Agnes
- Author: Peter Stamm
- Language: German
- Publisher: Arche Verlag
- Publication date: August 1, 1998
- Published in English: 2000
- Media type: Print
- Pages: 152 pages
- ISBN: 978-3-7160-2245-0

= Agnes (novel) =

1998 novel by Peter Stamm

Agnes is a 1998 novel by the Swiss writer Peter Stamm in his literary debut. The book was first published in German on August 1, 1998, through Arche Verlag and follows a romance between a nameless older man and Agnes, a young woman that is almost half his age. Of the book, Stamm commented that he saw the book's landscape and climate as an important way of setting the tone for the novel and its characters.
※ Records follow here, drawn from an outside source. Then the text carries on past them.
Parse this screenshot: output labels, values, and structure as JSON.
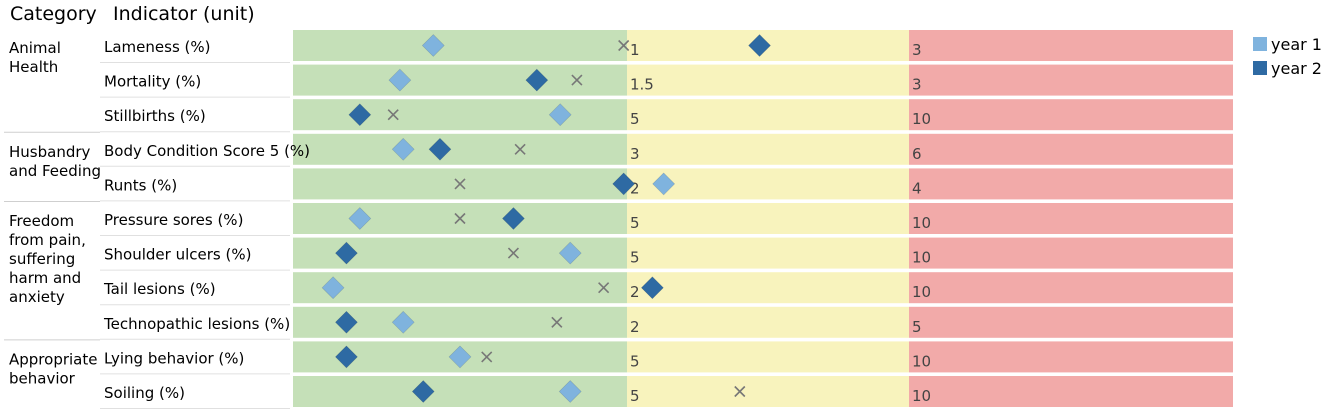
{
  "header": {
    "category_label": "Category",
    "indicator_label": "Indicator (unit)"
  },
  "legend": [
    {
      "label": "year 1",
      "color": "#7fb3de"
    },
    {
      "label": "year 2",
      "color": "#2e6aa3"
    }
  ],
  "colors": {
    "green": "#c5e0b8",
    "yellow": "#f8f3bd",
    "red": "#f2aaa9",
    "cross": "#777777"
  },
  "chart_data": {
    "type": "scatter",
    "markers": {
      "year 1": "diamond",
      "year 2": "diamond",
      "unlabeled": "x"
    },
    "categories": [
      {
        "name": "Animal Health",
        "lines": [
          "Animal",
          "Health"
        ],
        "rows": [
          0,
          1,
          2
        ]
      },
      {
        "name": "Husbandry and Feeding",
        "lines": [
          "Husbandry",
          "and Feeding"
        ],
        "rows": [
          3,
          4
        ]
      },
      {
        "name": "Freedom from pain, suffering harm and anxiety",
        "lines": [
          "Freedom",
          "from pain,",
          "suffering",
          "harm and",
          "anxiety"
        ],
        "rows": [
          5,
          6,
          7,
          8
        ]
      },
      {
        "name": "Appropriate behavior",
        "lines": [
          "Appropriate",
          "behavior"
        ],
        "rows": [
          9,
          10
        ]
      }
    ],
    "indicators": [
      {
        "label": "Lameness (%)",
        "t1": "1",
        "t2": "3",
        "y1": 0.42,
        "y2": 1.47,
        "x": 0.99
      },
      {
        "label": "Mortality (%)",
        "t1": "1.5",
        "t2": "3",
        "y1": 0.32,
        "y2": 0.73,
        "x": 0.85
      },
      {
        "label": "Stillbirths (%)",
        "t1": "5",
        "t2": "10",
        "y1": 0.8,
        "y2": 0.2,
        "x": 0.3
      },
      {
        "label": "Body Condition Score 5 (%)",
        "t1": "3",
        "t2": "6",
        "y1": 0.33,
        "y2": 0.44,
        "x": 0.68
      },
      {
        "label": "Runts (%)",
        "t1": "2",
        "t2": "4",
        "y1": 1.13,
        "y2": 0.99,
        "x": 0.5
      },
      {
        "label": "Pressure sores (%)",
        "t1": "5",
        "t2": "10",
        "y1": 0.2,
        "y2": 0.66,
        "x": 0.5
      },
      {
        "label": "Shoulder ulcers (%)",
        "t1": "5",
        "t2": "10",
        "y1": 0.83,
        "y2": 0.16,
        "x": 0.66
      },
      {
        "label": "Tail lesions (%)",
        "t1": "2",
        "t2": "10",
        "y1": 0.12,
        "y2": 1.09,
        "x": 0.93
      },
      {
        "label": "Technopathic lesions (%)",
        "t1": "2",
        "t2": "5",
        "y1": 0.33,
        "y2": 0.16,
        "x": 0.79
      },
      {
        "label": "Lying behavior (%)",
        "t1": "5",
        "t2": "10",
        "y1": 0.5,
        "y2": 0.16,
        "x": 0.58
      },
      {
        "label": "Soiling (%)",
        "t1": "5",
        "t2": "10",
        "y1": 0.83,
        "y2": 0.39,
        "x": 1.4
      }
    ]
  }
}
The book has been adapted into a radio play and in 2012, Agnes was adapted into a stage play by Christian Papke.

==Synopsis==
The book takes place in Chicago and is told through the eyes of a narrator whose name is never given and begins with him announcing that Agnes is dead. He then recalls how he had first met Agnes at the Chicago Public Library in April, nine months prior to the novel's beginning. The two hit it off and eventually have sex, with Agnes telling him that it is her first time. Agnes and the narrator go through a series of everyday events, eventually culminating in her getting pregnant. He doesn't want the baby and suggests an abortion, much to Agnes's dismay. She leaves him and he's left heartbroken. The two eventually reunite after she grows ill and miscarries, but the loss takes an irreversible toll on their relationship. But one of the main themes in the novel is the story that Agnes wants the narrator to write. He starts off by writing their story so far: how they met, how they fell in love and so on. But when he reaches the present he keeps on writing. He decides what Agnes should wear, what they should eat and even what they should say. Agnes plays along at first, obeying everything that the narrator writes in 'their story'. But when Agnes tells the narrator that she's pregnant the reality and the narrator's story start to drift apart. The narrator actually tries to 'fix reality' in his writing. This ultimately leads to the end of the relationship, after which the narrator seems to have a mental breakdown while it's completely unclear what happens to Agnes.